An often-overlooked risk-management area includes employment practices, says Frank Costa, a certified risk manager and certified insurance counselor with 30 years of experience in the industry. Costa, who is the chief operating officer for World Insurance Associates, LLC, in Tinton Falls, New Jersey, had previously owned an independent insurance agency. He says the company's relationships with its employees create financial risks such as litigation for wrongful termination, harassment and discrimination.
“Everyone wants to believe their company is like a nice little family, but there's potential financial risk that can be a significant drain on resources, create high legal expenses and have an impact on corporate culture and productivity," he says.
To manage that financial risk, Costa says it's important to have a strong foundation that includes a multitude of best practices.
“You need to have strong human resources practices and procedures, including an employee handbook, harassment training and education; and company leaders must be present in terms of relationships with employees and be sensitive to their needs," he says.
4. Use metrics for every decision.
It's not enough to use metrics to measure business performance. Shaoolian says every decision needs to be measured ahead of time.
“I learned quickly not to make a move unless I can measure it," he says. “You don't throw a client event unless you know exactly what you want to get out of it. You don't hire someone if you don't know exactly what you expect them to produce. If you can't measure a decision, you shouldn't move on it."

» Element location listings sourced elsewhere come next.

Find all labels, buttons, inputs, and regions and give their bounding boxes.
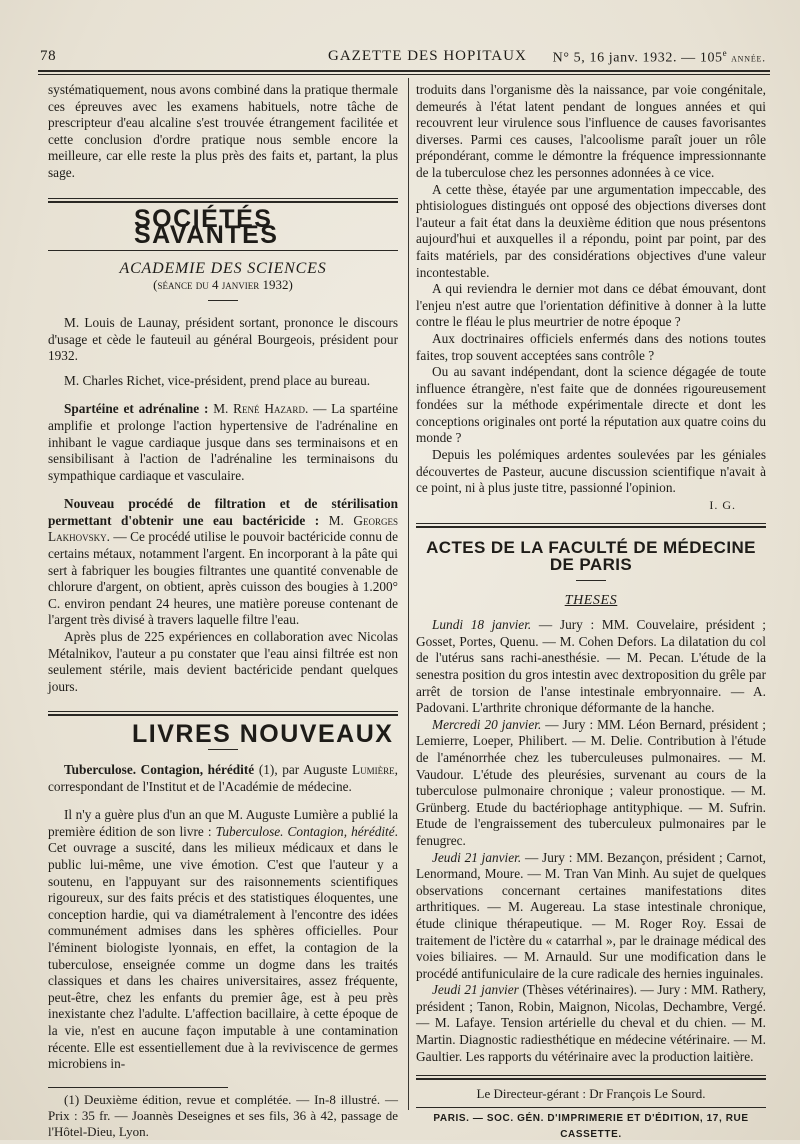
- short-rule: [208, 300, 238, 301]
- p4-body: — Ce procédé utilise le pouvoir bactéricide connu de certains métaux, notamment l'argent. En incorporant à la pâte qui sert à fabriquer les bougies filtrantes une quantité convenable de chlorure d'argent, on obtient, après cuisson des bougies à 1.200° C. environ pendant 24 heures, une matière poreuse contenant de l'argent très divisé à travers laquelle filtre l'eau.: [48, 529, 398, 628]
- review-paragraph-3: A qui reviendra le dernier mot dans ce débat émouvant, dont l'enjeu n'est autre que l'orientation définitive à donner à la lutte contre le fléau le plus meurtrier de notre époque ?: [416, 281, 766, 330]
- signature: I. G.: [709, 497, 736, 512]
- academie-heading: ACADEMIE DES SCIENCES: [119, 259, 327, 277]
- book-entry: [48, 762, 398, 795]
- p4-heading: Nouveau procédé de filtration et de stérilisation permettant d'obtenir une eau bactéricide :: [48, 496, 398, 528]
- societes-savantes-heading: SOCIÉTÉS SAVANTES: [134, 204, 279, 250]
- academie-paragraph-5: Après plus de 225 expériences en collaboration avec Nicolas Métalnikov, l'auteur a pu constater que l'eau ainsi filtrée est non seulement stérile, mais devient bactéricide pendant quelques jours.: [48, 629, 398, 694]
- issue-info: [553, 48, 766, 67]
- issue-tail: année.: [727, 50, 766, 65]
- t4-date: Jeudi 21 janvier: [432, 982, 519, 998]
- review-continued: troduits dans l'organisme dès la naissance, par voie congénitale, demeurés à l'état latent pendant de longues années et qui recouvrent leur virulence sous l'influence de causes favorisantes diverses. Parmi ces causes, l'alcoolisme paraît jouer un rôle prépondérant, comme le démontre la fréquence impressionnante de la tuberculose chez les personnes adonnées à ce vice.: [416, 82, 766, 180]
- journal-title: GAZETTE DES HOPITAUX: [328, 48, 527, 64]
- t3-body: — Jury : MM. Bezançon, président ; Carnot, Lenormand, Moure. — M. Tran Van Minh. Au sujet de quelques observations concernant certaines manifestations dites arthritiques. — M. Augereau. La stase intestinale chronique, étude clinique thérapeutique. — M. Roger Roy. Essai de traitement de l'ictère du « catarrhal », par le drainage médical des voies biliaires. — M. Arnauld. Sur une modification dans le procédé antifuniculaire de la cure radicale des hernies inguinales.: [416, 849, 766, 981]
- actes-faculte-heading: ACTES DE LA FACULTÉ DE MÉDECINE DE PARIS: [426, 538, 756, 575]
- these-entry-3: [416, 850, 766, 983]
- p3-author: M. René Hazard.: [213, 401, 309, 417]
- issue-sup: e: [722, 48, 728, 58]
- t2-date: Mercredi 20 janvier.: [432, 716, 542, 732]
- t1-date: Lundi 18 janvier.: [432, 617, 532, 633]
- intro-paragraph: systématiquement, nous avons combiné dans la pratique thermale ces épreuves avec les examens habituels, notre tâche de prescripteur d'eau alcaline s'est trouvée étrangement facilitée et cette conclusion d'ordre pratique nous semble encore la meilleure, car elle reste la plus près des faits et, partant, la plus sage.: [48, 82, 398, 180]
- p3-heading: Spartéine et adrénaline :: [64, 401, 209, 417]
- review-title: Tuberculose. Contagion, hérédité: [215, 823, 395, 839]
- academie-paragraph-3: [48, 401, 398, 484]
- livres-nouveaux-heading: LIVRES NOUVEAUX: [132, 720, 394, 749]
- page-number: 78: [40, 48, 57, 64]
- running-header: [38, 44, 770, 68]
- academie-paragraph-1: M. Louis de Launay, président sortant, prononce le discours d'usage et cède le fauteuil au général Bourgeois, président pour 1932.: [48, 314, 398, 364]
- academie-paragraph-2: M. Charles Richet, vice-président, prend place au bureau.: [64, 372, 371, 388]
- these-entry-1: [416, 617, 766, 717]
- review-b: . Cet ouvrage a suscité, dans les milieux médicaux et dans le public lui-même, une vive émotion. C'est que l'auteur y a soutenu, en l'appuyant sur des raisonnements scientifiques rigoureux, sur des faits précis et des statistiques éloquentes, une conception hardie, qui va diamétralement à l'encontre des idées communément admises dans les sphères officielles. Pour l'éminent biologiste lyonnais, en effet, la contagion de la tuberculose, enseignée comme un dogme dans les traités classiques et dans les chaires universitaires, assez fréquente, peut-être, chez les enfants du premier âge, est à peu près inexistante chez l'adulte. L'affection bacillaire, à cette époque de la vie, n'est en aucune façon imputable à une contamination récente. Elle est essentiellement due à la reviviscence de germes microbiens in-: [48, 823, 398, 1072]
- review-a: Il n'y a guère plus d'un an que M. Auguste Lumière a publié la première édition de son livre :: [48, 807, 398, 839]
- theses-heading: THESES: [564, 592, 618, 608]
- short-rule-2: [208, 749, 238, 750]
- book-ref: (1), par Auguste: [254, 762, 353, 777]
- t2-body: — Jury : MM. Léon Bernard, président ; Lemierre, Loeper, Philibert. — M. Delie. Contribution à l'étude de l'aménorrhée chez les tuberculeuses pulmonaires. — M. Vaudour. L'étude des pleurésies, survenant au cours de la tuberculose pulmonaire chronique ; valeur pronostique. — M. Grünberg. Etude du bactériophage antityphique. — M. Sufrin. Etude de l'engraissement des tuberculeux pulmonaires par le fenugrec.: [416, 716, 766, 848]
- directeur-gerant: Le Directeur-gérant : Dr François Le Sourd.: [476, 1086, 706, 1102]
- review-paragraph-2: A cette thèse, étayée par une argumentation impeccable, des phtisiologues distingués ont opposé des objections diverses dont l'auteur a fait état dans la deuxième édition que nous présentons aujourd'hui et auxquelles il a répondu, point par point, par des faits matériels, par des considérations objectives d'une valeur incontestable.: [416, 181, 766, 280]
- these-entry-2: [416, 717, 766, 850]
- right-column: [416, 82, 766, 1144]
- short-rule-3: [576, 580, 606, 581]
- book-tail: , correspondant de l'Institut et de l'Académie de médecine.: [48, 762, 398, 794]
- t4-body: (Thèses vétérinaires). — Jury : MM. Rathery, président ; Tanon, Robin, Maignon, Nicolas, Dechambre, Vergé. — M. Lafaye. Tension artérielle du cheval et du chien. — M. Martin. Diagnostic radiesthétique en médecine vétérinaire. — M. Gaultier. Les rapports du vétérinaire avec la production laitière.: [416, 982, 767, 1064]
- review-paragraph-6: Depuis les polémiques ardentes soulevées par les géniales découvertes de Pasteur, aucune discussion scientifique n'avait à ce point, ni à plus juste titre, passionné l'opinion.: [416, 447, 766, 496]
- header-rule: [38, 70, 770, 72]
- left-column: [48, 82, 398, 1140]
- p3-body: — La spartéine amplifie et prolonge l'action hypertensive de l'adrénaline en inhibant le vague cardiaque jusque dans ses terminaisons et en sensibilisant à l'action de l'adrénaline les terminaisons du sympathique cardiaque et vasculaire.: [48, 401, 398, 483]
- review-paragraph-4: Aux doctrinaires officiels enfermés dans des notions toutes faites, trop souvent acceptées sans contrôle ?: [416, 330, 766, 363]
- review-paragraph-5: Ou au savant indépendant, dont la science dégagée de toute influence étrangère, n'est faite que de données rigoureusement fondées sur la méthode expérimentale directe et dont les conceptions originales ont porté la réputation aux quatre coins du monde ?: [416, 364, 766, 446]
- book-author: Lumière: [352, 762, 395, 777]
- column-divider: [408, 78, 409, 1110]
- printer-line: PARIS. — SOC. GÉN. D'IMPRIMERIE ET D'ÉDITION, 17, RUE CASSETTE.: [433, 1112, 749, 1141]
- book-review: [48, 807, 398, 1073]
- t3-date: Jeudi 21 janvier.: [432, 849, 522, 865]
- book-title: Tuberculose. Contagion, hérédité: [64, 762, 255, 777]
- footnote: (1) Deuxième édition, revue et complétée. — In-8 illustré. — Prix : 35 fr. — Joannès Deseignes et ses fils, 36 à 42, passage de l'Hôtel-Dieu, Lyon.: [48, 1091, 398, 1139]
- issue-text: N° 5, 16 janv. 1932. — 105: [552, 50, 723, 66]
- header-rule-thin: [38, 74, 770, 75]
- these-entry-4: [416, 982, 766, 1065]
- seance-date: (séance du 4 janvier 1932): [153, 277, 293, 293]
- t1-body: — Jury : MM. Couvelaire, président ; Gosset, Portes, Quenu. — M. Cohen Defors. La dilatation du col de l'utérus sans rachi-anesthésie. — M. Pecan. L'étude de la senestra position du gros intestin avec dextroposition du grêle par arrêt de torsion de l'anse intestinale embryonnaire. — A. Padovani. L'arthrite chronique déformante de la hanche.: [416, 617, 766, 716]
- academie-paragraph-4: [48, 496, 398, 629]
- p4-author: M. Georges Lakhovsky.: [48, 512, 398, 545]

Sometimes the metrics are qualitative rather than quantitative. For example, when Shaoolian looked at cutting expenses, he would not lay off employees to save money.
“I was always careful about cutting people—when you cut someone because you're having financial difficulties, that lowers the morale of the team and they fear job insecurity," he says.

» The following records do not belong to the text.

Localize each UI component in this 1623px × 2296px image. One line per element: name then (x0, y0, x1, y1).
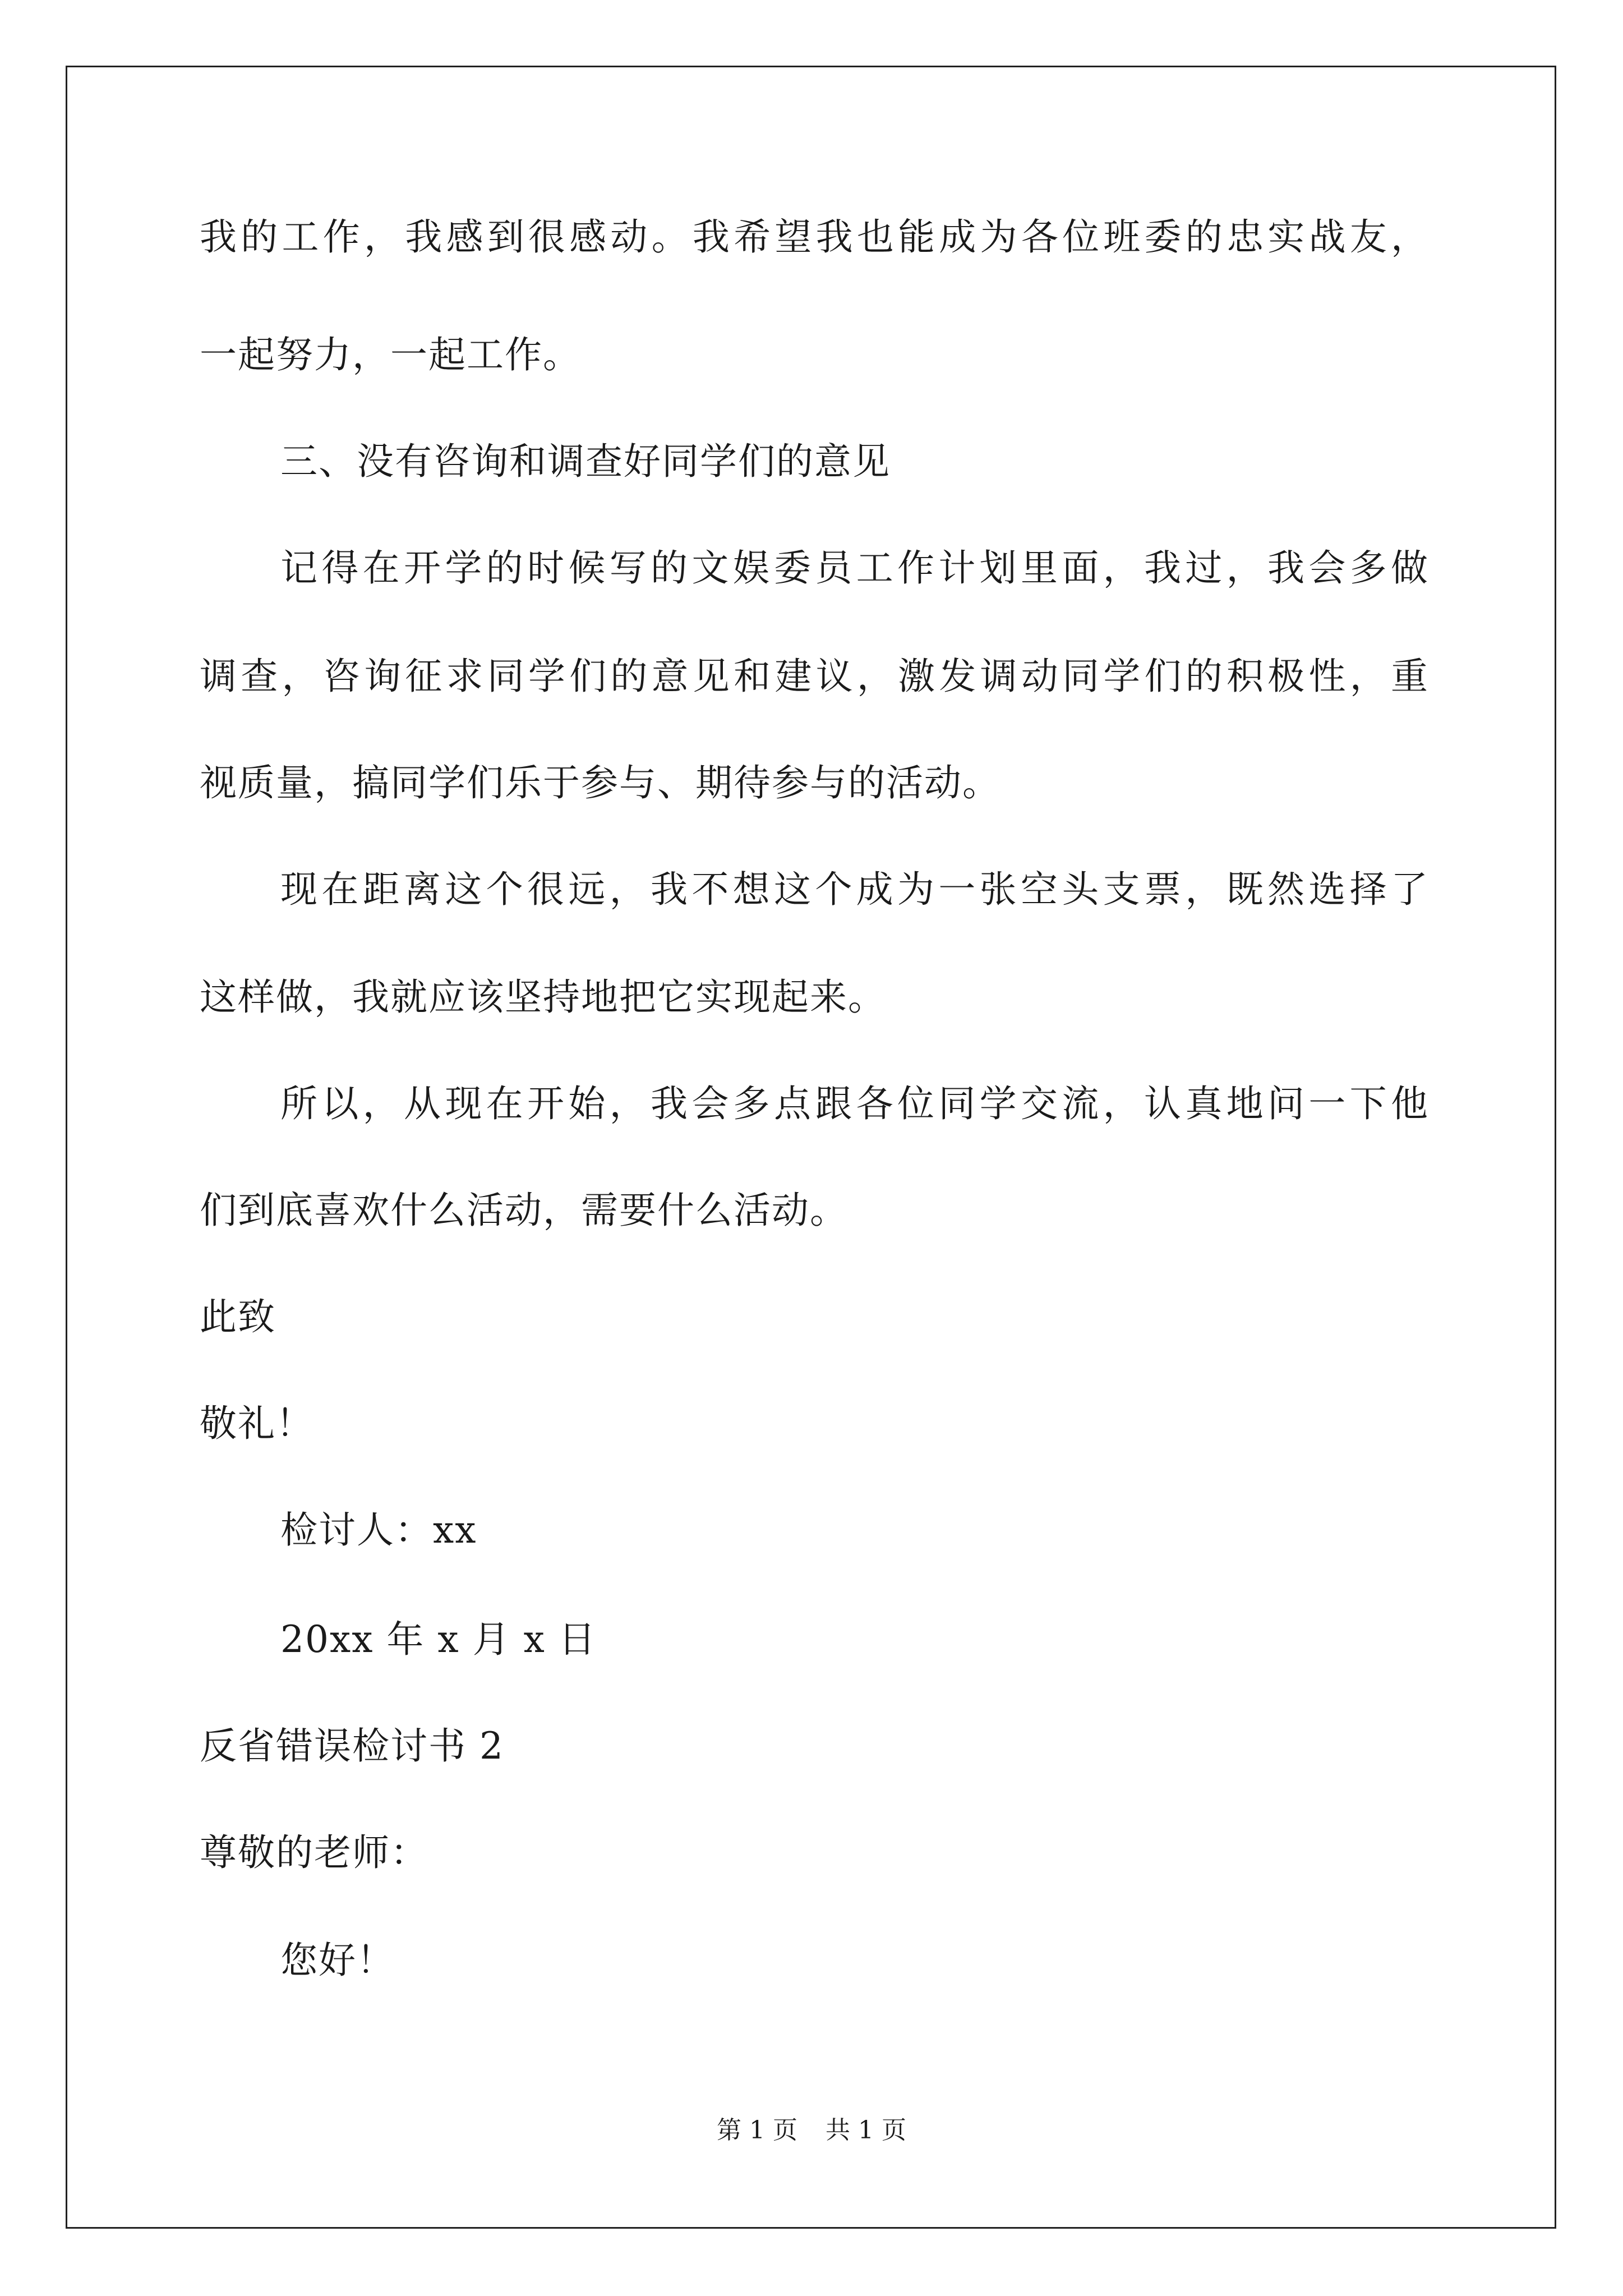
closing-line: 此致 (200, 1295, 276, 1338)
page-number: 第 1 页 (717, 2116, 797, 2145)
text-line: 视质量，搞同学们乐于参与、期待参与的活动。 (200, 761, 1000, 804)
text-line: 们到底喜欢什么活动，需要什么活动。 (200, 1189, 848, 1232)
text-line: 这样做，我就应该坚持地把它实现起来。 (200, 976, 886, 1019)
page-total: 共 1 页 (826, 2116, 906, 2145)
document-title: 反省错误检讨书 2 (200, 1724, 504, 1768)
text-line: 调查，咨询征求同学们的意见和建议，激发调动同学们的积极性，重 (200, 655, 1428, 698)
page-footer (0, 2114, 1623, 2147)
text-line: 一起努力，一起工作。 (200, 333, 581, 376)
text-line: 所以，从现在开始，我会多点跟各位同学交流，认真地问一下他 (280, 1082, 1428, 1125)
page-border (66, 66, 1556, 2229)
closing-salutation: 敬礼！ (200, 1402, 314, 1445)
text-line: 现在距离这个很远，我不想这个成为一张空头支票，既然选择了 (280, 868, 1428, 911)
greeting-text: 您好！ (280, 1939, 395, 1982)
section-heading: 三、没有咨询和调查好同学们的意见 (280, 440, 891, 483)
greeting-line: 尊敬的老师： (200, 1831, 428, 1874)
text-line: 我的工作，我感到很感动。我希望我也能成为各位班委的忠实战友， (200, 215, 1428, 259)
signature-line: 检讨人：xx (280, 1508, 477, 1552)
date-line: 20xx 年 x 月 x 日 (280, 1618, 597, 1661)
text-line: 记得在开学的时候写的文娱委员工作计划里面，我过，我会多做 (280, 546, 1428, 590)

5. Be prepared to cover a loss.
When the unexpected happens, whether it's a supplier factory shutdown, a cybersecurity incident or an employee liability claim, you need to know how you'll pay for a major loss.

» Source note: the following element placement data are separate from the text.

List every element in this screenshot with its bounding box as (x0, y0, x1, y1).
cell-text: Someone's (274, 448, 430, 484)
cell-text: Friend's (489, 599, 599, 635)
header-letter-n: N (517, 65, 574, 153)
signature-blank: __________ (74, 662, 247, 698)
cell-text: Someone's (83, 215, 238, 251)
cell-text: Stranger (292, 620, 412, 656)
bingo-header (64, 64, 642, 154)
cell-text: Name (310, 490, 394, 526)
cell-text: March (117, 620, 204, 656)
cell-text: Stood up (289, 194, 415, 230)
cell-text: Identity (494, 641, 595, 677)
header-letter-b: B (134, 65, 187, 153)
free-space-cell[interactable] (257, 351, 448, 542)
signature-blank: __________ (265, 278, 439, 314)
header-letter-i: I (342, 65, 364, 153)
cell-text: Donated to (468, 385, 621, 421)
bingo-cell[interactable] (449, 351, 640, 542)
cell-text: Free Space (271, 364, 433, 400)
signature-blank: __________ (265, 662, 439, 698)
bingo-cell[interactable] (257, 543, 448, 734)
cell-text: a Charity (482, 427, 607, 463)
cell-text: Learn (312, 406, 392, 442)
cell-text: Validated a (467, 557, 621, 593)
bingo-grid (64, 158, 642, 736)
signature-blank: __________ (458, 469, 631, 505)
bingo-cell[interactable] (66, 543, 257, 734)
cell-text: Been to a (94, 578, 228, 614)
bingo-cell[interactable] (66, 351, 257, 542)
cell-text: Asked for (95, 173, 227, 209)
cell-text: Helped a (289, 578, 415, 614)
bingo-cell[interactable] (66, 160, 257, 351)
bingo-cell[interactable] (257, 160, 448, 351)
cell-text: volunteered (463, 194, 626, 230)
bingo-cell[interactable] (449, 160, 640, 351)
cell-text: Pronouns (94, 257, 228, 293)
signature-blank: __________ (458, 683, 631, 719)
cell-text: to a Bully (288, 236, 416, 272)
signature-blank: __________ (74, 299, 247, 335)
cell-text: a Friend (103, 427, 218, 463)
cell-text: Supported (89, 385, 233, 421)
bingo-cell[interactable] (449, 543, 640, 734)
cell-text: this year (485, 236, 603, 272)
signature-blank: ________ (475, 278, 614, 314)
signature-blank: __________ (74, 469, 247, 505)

“If you have a strong risk-management plan and have identified your risks and ways to control them, part of the plan is how you'll finance the risk. You need to decide if you're going to finance it through your savings and retained earnings, or if you want to finance it through an insurance policy," Costa says.
Besides the foundational insurance coverage that is mandatory or required by client contracts, decide what optional insurance makes sense based on your industry and business characteristics. For example, Costa says, an employment practice liability policy would not be a high priority for a small business with three employees, while a restaurant with 300 employees, high turnover and constant public interaction may want to strongly consider it.
He cautions that insurance is not a risk-transfer mechanism.
“The company is still at risk. The difference is, if there's a loss, who pays for it," he says.
Insurance is only one piece of financial risk management, and you still need to have all the best practices and procedures in place to mitigate the risks.
“Insurance is not the answer to everything," Costa says. “It's an important tool and a part of your overall strategy, but not a silver bullet."